Lost in Time(15)



“What I’m about to say is going to be hard to hear.”

“What is?”

“It’s going to hurt, but I promise you, it’s going to get better. You just have to give it some time.”

Adeline’s eyes filled with tears. Somehow, in that moment she knew what Daniele was going to tell her. One feeling rose above the others: rage.

“Everyone keeps telling me everything is going to get better. But things just keep getting worse.”

“They always do,” Daniele said. “Before they get better.”

*

A short time after he signed the confession, they came to transport Sam.

The guards shackled his feet, but they didn’t handcuff him. They put him in a straitjacket.

One of them, a young man who looked to be in his early twenties, shrugged as he held the garment up. “I’m sorry, sir, but it’s protocol.”

Sam understood. People sentenced to Absolom were desperate individuals. They had no future. Nothing to lose. No hope.

People with nothing to lose were the most dangerous thing in the world.

The transport van was windowless. Two guards sat across from Sam, stun batons in their hands, at the ready.

Although the Absolom technology had been licensed to every government on Earth, there was only one operating Absolom machine in the world, and it was here, in Absolom City, in the middle of the Nevada desert. The reason was simple: safety.

Victor Levy had been right about one thing: the world was still a little afraid of Absolom, in the same way they had feared the atomic bomb and the Large Hadron Collider when it had first started up. It was a new technology, one that seemed almost surreal at first, a leap forward some still weren’t comfortable with. If there was an accident with Absolom, people didn’t want it to occur near a populated area.

The other reason Absolom Sciences kept the only functioning Absolom machine under their control was practical: they didn’t want anyone studying the technology and reverse engineering it. At the moment, they had a monopoly on exiling criminals from this universe.

Sam felt the van angle downward. They were on a descending ramp now, which meant they had reached the Absolom departure facility in the heart of the city.

The cell they led Sam to wasn’t nearly as plush as the holding room at the police station. It also had a few strange modifications. The walls were padded. There was no metal at all. No bathroom. No mirror. Only a soft floor, a ceiling that couldn’t have been over eight feet tall, and a squishy foam mattress.

He understood why. There was no way for an Absolom prisoner to hurt themselves in here.

The guards removed the straitjacket and left Sam alone in the room for a long time—how long, he didn’t know. There was no clock and no view of the sun.

A woman’s voice came over the speaker and asked him a series of questions—ones Sam had anticipated.

What would he like his last meal to be?

Who would he like to be present for his Absolom departure?

Would he like to update his will?

Who would he like to visit with before his departure?

When Sam had finished answering, the woman told him that he had received several requests for visitation and that it was up to him if they were allowed to visit. The list was one he could have guessed: Elliott, Constance, Hiro, Daniele, and Adeline.

Sam said yes to all of them.

He needed to say goodbye.





THIRTEEN


In the padded cell, one of the wall panels lifted slightly, revealing a Styrofoam tray with dinner.

Sam took it, but he couldn’t bring himself to eat.

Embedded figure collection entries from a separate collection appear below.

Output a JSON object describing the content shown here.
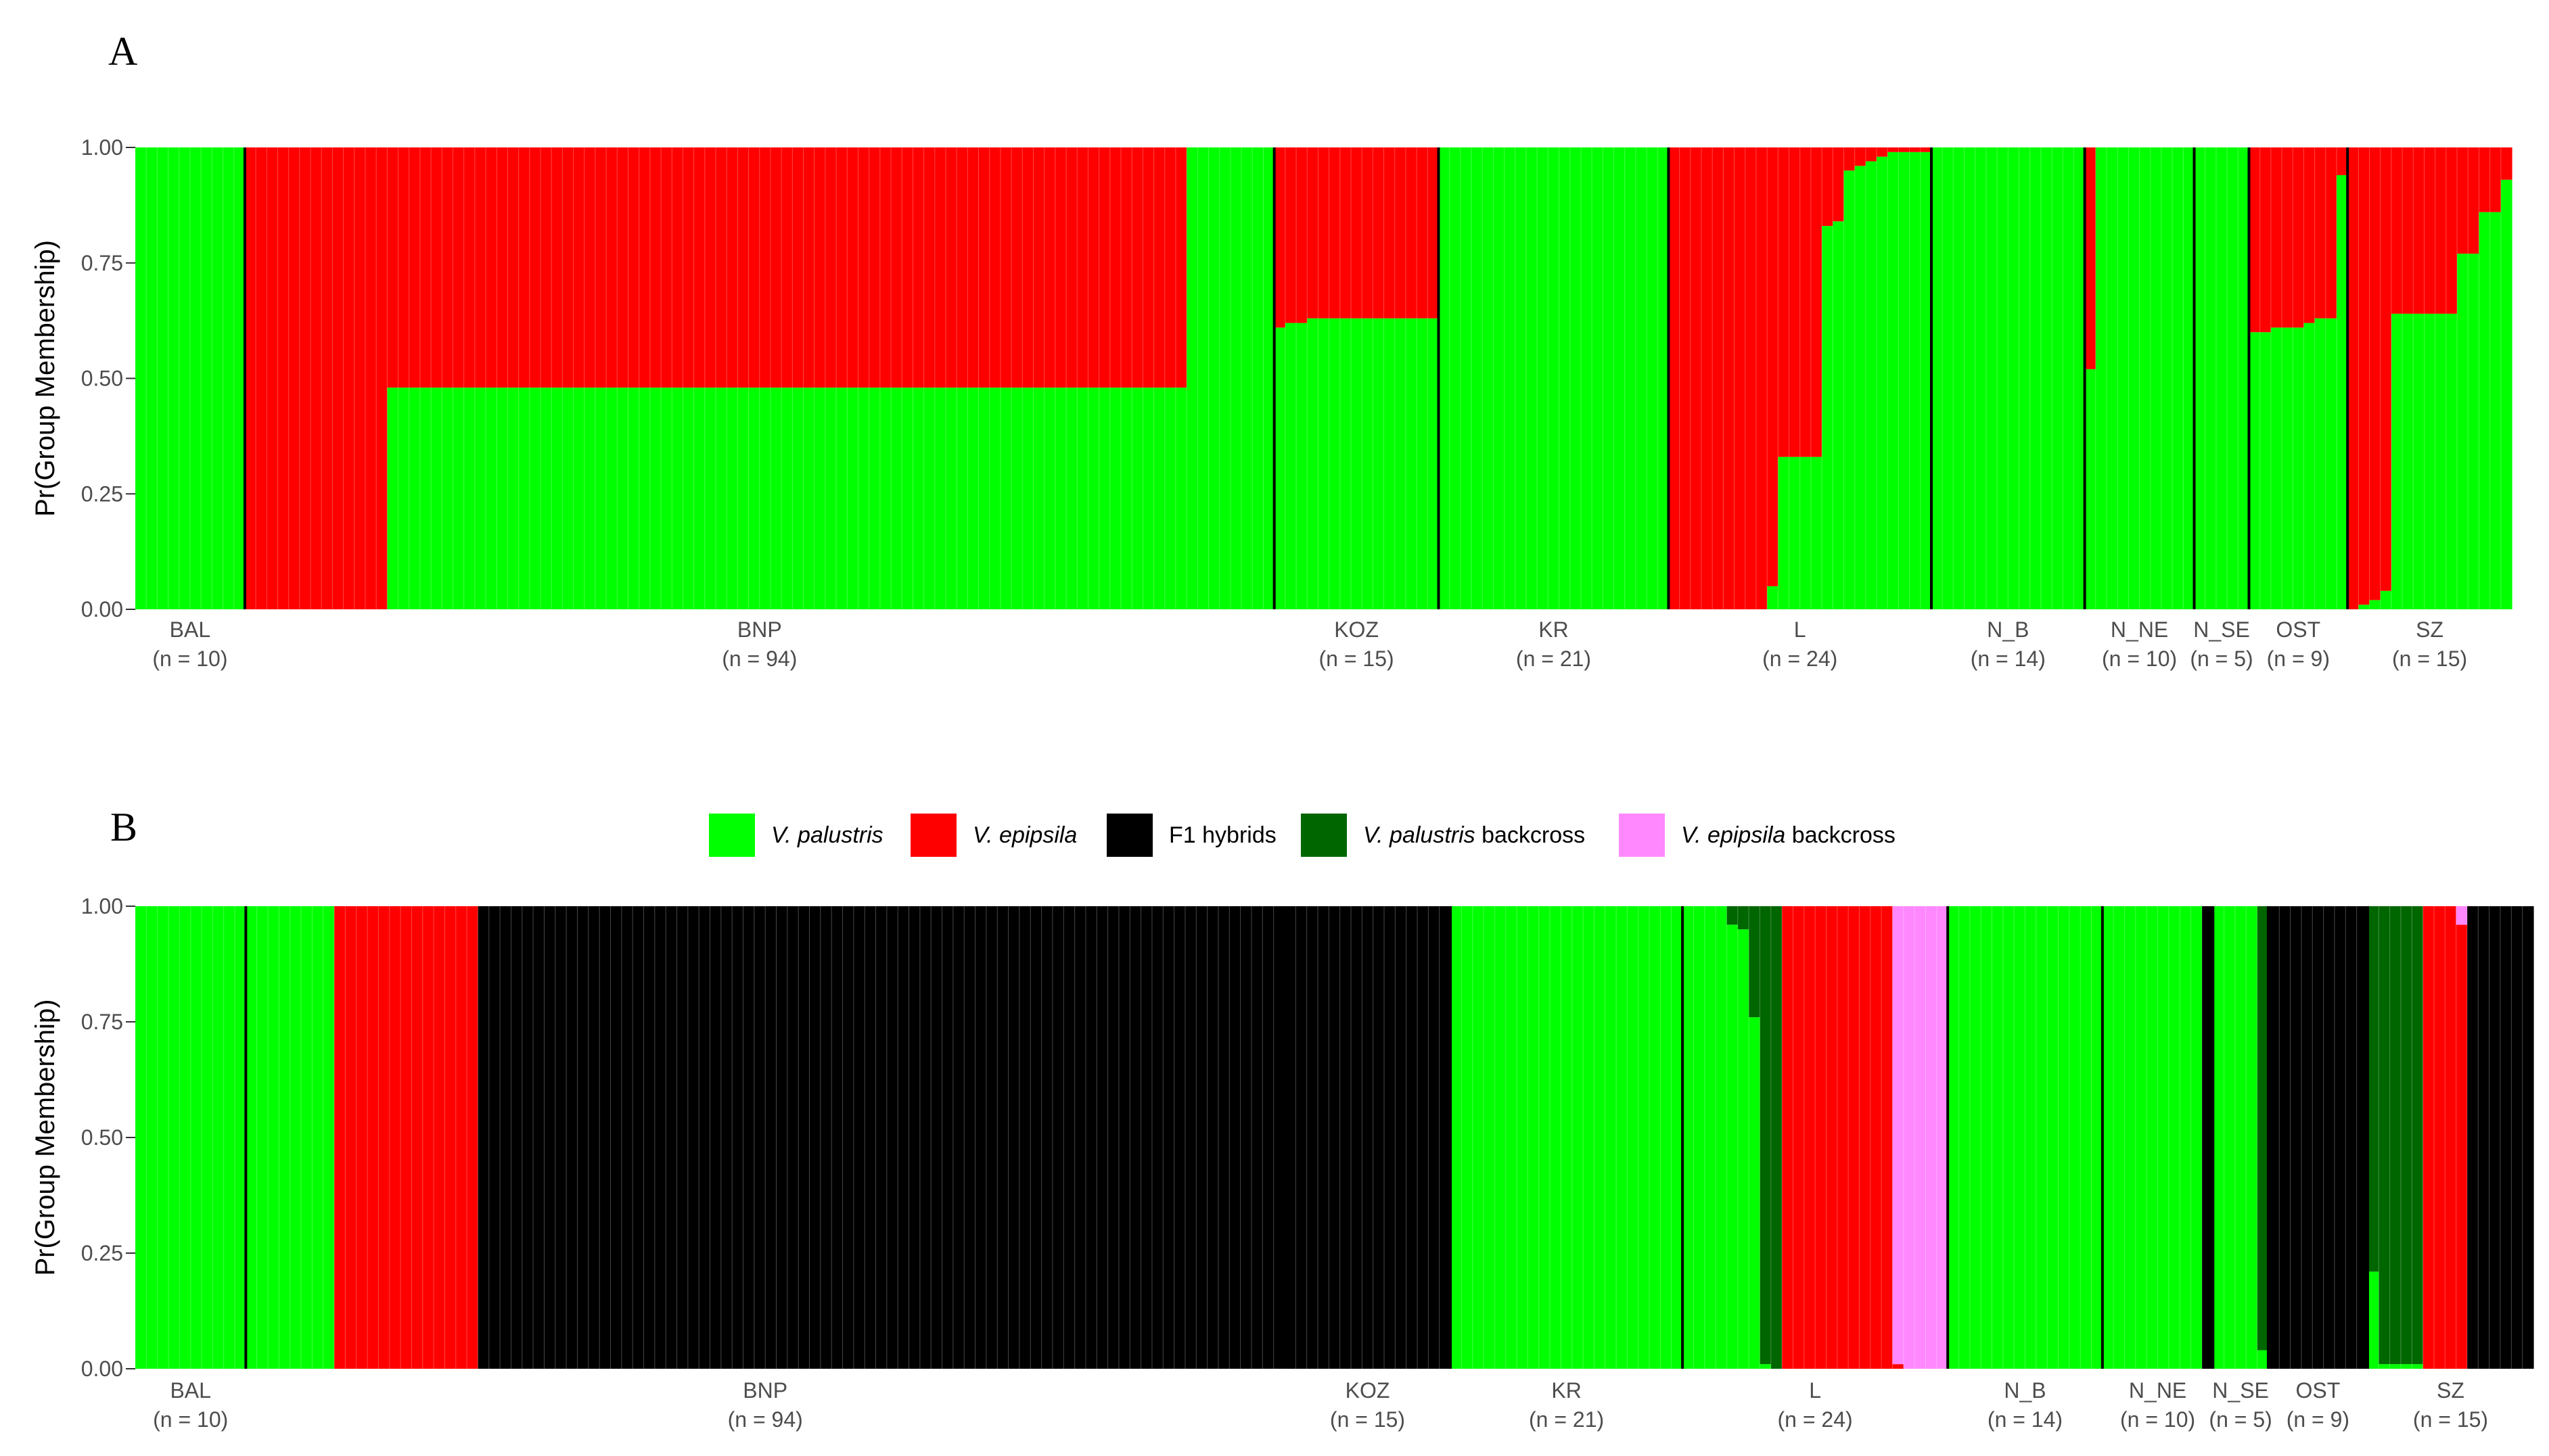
{
  "colors": {
    "V. palustris": "#00ff00",
    "V. epipsila": "#ff0000",
    "F1 hybrids": "#000000",
    "V. palustris backcross": "#006600",
    "V. epipsila backcross": "#ff88ff"
  },
  "legend": [
    {
      "key": "V. palustris",
      "italic": "V. palustris",
      "rest": ""
    },
    {
      "key": "V. epipsila",
      "italic": "V. epipsila",
      "rest": ""
    },
    {
      "key": "F1 hybrids",
      "italic": "",
      "rest": "F1 hybrids"
    },
    {
      "key": "V. palustris backcross",
      "italic": "V. palustris",
      "rest": " backcross"
    },
    {
      "key": "V. epipsila backcross",
      "italic": "V. epipsila",
      "rest": " backcross"
    }
  ],
  "chart_data": [
    {
      "panel": "A",
      "type": "bar",
      "stacked": true,
      "ylabel": "Pr(Group Membership)",
      "ylim": [
        0,
        1
      ],
      "yticks": [
        "0.00",
        "0.25",
        "0.50",
        "0.75",
        "1.00"
      ],
      "populations": [
        {
          "name": "BAL",
          "n": "(n = 10)",
          "segments": [
            {
              "count": 10,
              "values": {
                "V. palustris": 1.0
              }
            }
          ]
        },
        {
          "name": "BNP",
          "n": "(n = 94)",
          "segments": [
            {
              "count": 13,
              "values": {
                "V. epipsila": 1.0
              }
            },
            {
              "count": 73,
              "values": {
                "V. palustris": 0.48,
                "V. epipsila": 0.52
              }
            },
            {
              "count": 8,
              "values": {
                "V. palustris": 1.0
              }
            }
          ]
        },
        {
          "name": "KOZ",
          "n": "(n = 15)",
          "segments": [
            {
              "count": 1,
              "values": {
                "V. palustris": 0.61,
                "V. epipsila": 0.39
              }
            },
            {
              "count": 2,
              "values": {
                "V. palustris": 0.62,
                "V. epipsila": 0.38
              }
            },
            {
              "count": 12,
              "values": {
                "V. palustris": 0.63,
                "V. epipsila": 0.37
              }
            }
          ]
        },
        {
          "name": "KR",
          "n": "(n = 21)",
          "segments": [
            {
              "count": 21,
              "values": {
                "V. palustris": 1.0
              }
            }
          ]
        },
        {
          "name": "L",
          "n": "(n = 24)",
          "segments": [
            {
              "count": 9,
              "values": {
                "V. epipsila": 1.0
              }
            },
            {
              "count": 1,
              "values": {
                "V. palustris": 0.05,
                "V. epipsila": 0.95
              }
            },
            {
              "count": 4,
              "values": {
                "V. palustris": 0.33,
                "V. epipsila": 0.67
              }
            },
            {
              "count": 1,
              "values": {
                "V. palustris": 0.83,
                "V. epipsila": 0.17
              }
            },
            {
              "count": 1,
              "values": {
                "V. palustris": 0.84,
                "V. epipsila": 0.16
              }
            },
            {
              "count": 1,
              "values": {
                "V. palustris": 0.95,
                "V. epipsila": 0.05
              }
            },
            {
              "count": 1,
              "values": {
                "V. palustris": 0.96,
                "V. epipsila": 0.04
              }
            },
            {
              "count": 1,
              "values": {
                "V. palustris": 0.97,
                "V. epipsila": 0.03
              }
            },
            {
              "count": 1,
              "values": {
                "V. palustris": 0.98,
                "V. epipsila": 0.02
              }
            },
            {
              "count": 4,
              "values": {
                "V. palustris": 0.99,
                "V. epipsila": 0.01
              }
            }
          ]
        },
        {
          "name": "N_B",
          "n": "(n = 14)",
          "segments": [
            {
              "count": 14,
              "values": {
                "V. palustris": 1.0
              }
            }
          ]
        },
        {
          "name": "N_NE",
          "n": "(n = 10)",
          "segments": [
            {
              "count": 1,
              "values": {
                "V. palustris": 0.52,
                "V. epipsila": 0.48
              }
            },
            {
              "count": 9,
              "values": {
                "V. palustris": 1.0
              }
            }
          ]
        },
        {
          "name": "N_SE",
          "n": "(n = 5)",
          "segments": [
            {
              "count": 5,
              "values": {
                "V. palustris": 1.0
              }
            }
          ]
        },
        {
          "name": "OST",
          "n": "(n = 9)",
          "segments": [
            {
              "count": 2,
              "values": {
                "V. palustris": 0.6,
                "V. epipsila": 0.4
              }
            },
            {
              "count": 3,
              "values": {
                "V. palustris": 0.61,
                "V. epipsila": 0.39
              }
            },
            {
              "count": 1,
              "values": {
                "V. palustris": 0.62,
                "V. epipsila": 0.38
              }
            },
            {
              "count": 2,
              "values": {
                "V. palustris": 0.63,
                "V. epipsila": 0.37
              }
            },
            {
              "count": 1,
              "values": {
                "V. palustris": 0.94,
                "V. epipsila": 0.06
              }
            }
          ]
        },
        {
          "name": "SZ",
          "n": "(n = 15)",
          "segments": [
            {
              "count": 1,
              "values": {
                "V. palustris": 0.0,
                "V. epipsila": 1.0
              }
            },
            {
              "count": 1,
              "values": {
                "V. palustris": 0.01,
                "V. epipsila": 0.99
              }
            },
            {
              "count": 1,
              "values": {
                "V. palustris": 0.02,
                "V. epipsila": 0.98
              }
            },
            {
              "count": 1,
              "values": {
                "V. palustris": 0.04,
                "V. epipsila": 0.96
              }
            },
            {
              "count": 6,
              "values": {
                "V. palustris": 0.64,
                "V. epipsila": 0.36
              }
            },
            {
              "count": 2,
              "values": {
                "V. palustris": 0.77,
                "V. epipsila": 0.23
              }
            },
            {
              "count": 2,
              "values": {
                "V. palustris": 0.86,
                "V. epipsila": 0.14
              }
            },
            {
              "count": 1,
              "values": {
                "V. palustris": 0.93,
                "V. epipsila": 0.07
              }
            }
          ]
        }
      ]
    },
    {
      "panel": "B",
      "type": "bar",
      "stacked": true,
      "ylabel": "Pr(Group Membership)",
      "ylim": [
        0,
        1
      ],
      "yticks": [
        "0.00",
        "0.25",
        "0.50",
        "0.75",
        "1.00"
      ],
      "populations": [
        {
          "name": "BAL",
          "n": "(n = 10)",
          "segments": [
            {
              "count": 10,
              "values": {
                "V. palustris": 1.0
              }
            }
          ]
        },
        {
          "name": "BNP",
          "n": "(n = 94)",
          "segments": [
            {
              "count": 8,
              "values": {
                "V. palustris": 1.0
              }
            },
            {
              "count": 13,
              "values": {
                "V. epipsila": 1.0
              }
            },
            {
              "count": 73,
              "values": {
                "F1 hybrids": 1.0
              }
            }
          ]
        },
        {
          "name": "KOZ",
          "n": "(n = 15)",
          "segments": [
            {
              "count": 15,
              "values": {
                "F1 hybrids": 1.0
              }
            }
          ]
        },
        {
          "name": "KR",
          "n": "(n = 21)",
          "segments": [
            {
              "count": 21,
              "values": {
                "V. palustris": 1.0
              }
            }
          ]
        },
        {
          "name": "L",
          "n": "(n = 24)",
          "segments": [
            {
              "count": 4,
              "values": {
                "V. palustris": 1.0
              }
            },
            {
              "count": 1,
              "values": {
                "V. palustris": 0.96,
                "V. palustris backcross": 0.04
              }
            },
            {
              "count": 1,
              "values": {
                "V. palustris": 0.95,
                "V. palustris backcross": 0.05
              }
            },
            {
              "count": 1,
              "values": {
                "V. palustris": 0.76,
                "V. palustris backcross": 0.24
              }
            },
            {
              "count": 1,
              "values": {
                "V. palustris": 0.01,
                "V. palustris backcross": 0.99
              }
            },
            {
              "count": 1,
              "values": {
                "V. palustris": 0.0,
                "V. palustris backcross": 1.0
              }
            },
            {
              "count": 10,
              "values": {
                "V. epipsila": 1.0
              }
            },
            {
              "count": 1,
              "values": {
                "V. epipsila": 0.01,
                "V. epipsila backcross": 0.99
              }
            },
            {
              "count": 4,
              "values": {
                "V. epipsila backcross": 1.0
              }
            }
          ]
        },
        {
          "name": "N_B",
          "n": "(n = 14)",
          "segments": [
            {
              "count": 14,
              "values": {
                "V. palustris": 1.0
              }
            }
          ]
        },
        {
          "name": "N_NE",
          "n": "(n = 10)",
          "segments": [
            {
              "count": 9,
              "values": {
                "V. palustris": 1.0
              }
            },
            {
              "count": 1,
              "values": {
                "F1 hybrids": 1.0
              }
            }
          ]
        },
        {
          "name": "N_SE",
          "n": "(n = 5)",
          "segments": [
            {
              "count": 4,
              "values": {
                "V. palustris": 1.0
              }
            },
            {
              "count": 1,
              "values": {
                "V. palustris": 0.04,
                "V. palustris backcross": 0.96
              }
            }
          ]
        },
        {
          "name": "OST",
          "n": "(n = 9)",
          "segments": [
            {
              "count": 9,
              "values": {
                "F1 hybrids": 1.0
              }
            }
          ]
        },
        {
          "name": "SZ",
          "n": "(n = 15)",
          "segments": [
            {
              "count": 1,
              "values": {
                "V. palustris": 0.21,
                "V. palustris backcross": 0.79
              }
            },
            {
              "count": 4,
              "values": {
                "V. palustris": 0.01,
                "V. palustris backcross": 0.99
              }
            },
            {
              "count": 3,
              "values": {
                "V. epipsila": 1.0
              }
            },
            {
              "count": 1,
              "values": {
                "V. epipsila": 0.96,
                "V. epipsila backcross": 0.04
              }
            },
            {
              "count": 6,
              "values": {
                "F1 hybrids": 1.0
              }
            }
          ]
        }
      ]
    }
  ]
}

The woman’s voice over the speaker asked if he wanted to watch a movie or TV or read a book or listen to an audiobook.

Sam didn’t.

He wanted to think. It was the only thing that might save his life. And his family.

The lights dimmed soon, and Sam lay there on the mattress, staring up at the padded ceiling, trying to wrap his mind around what was happening.

Sleep wouldn’t come. But at some point in the night, bad thoughts did. Thoughts of blaming himself. And others. And even worse than that: what-ifs.

With his last bit of strength, he forced those thoughts from his mind and tried to hold his mind still, to think about nothing at all. Somewhere in that void, sleep found him.

*

He didn’t know how long he had slept, but Sam sensed that it hadn’t been much time. When he opened his eyes, the lights were bright, and the woman’s gentle voice over the speaker was calling to him again.

“Dr. Anderson, can you hear me?”

“Yes,” he croaked.

One of the wall panels opened, like a door swinging in, revealing a shower stall, a toilet, and a sink. There was a change of clothes waiting atop a foam cube next to the sink.

Sam tried to force himself to eat breakfast, but he didn’t get very far.

“You should eat,” the gentle voice said over the speaker. “Food may be harder to find on the other side.”

The other side. So that’s what they called the world waiting beyond Absolom. It sounded so benign when you put it that way.

Regardless of the syntax, the reminder motivated Sam to finish the tray.

When it was gone, another padded wall panel swung in, revealing a small desk and a soft stool built into the floor. The wall ahead was glass, and there was an empty visiting room on the other side.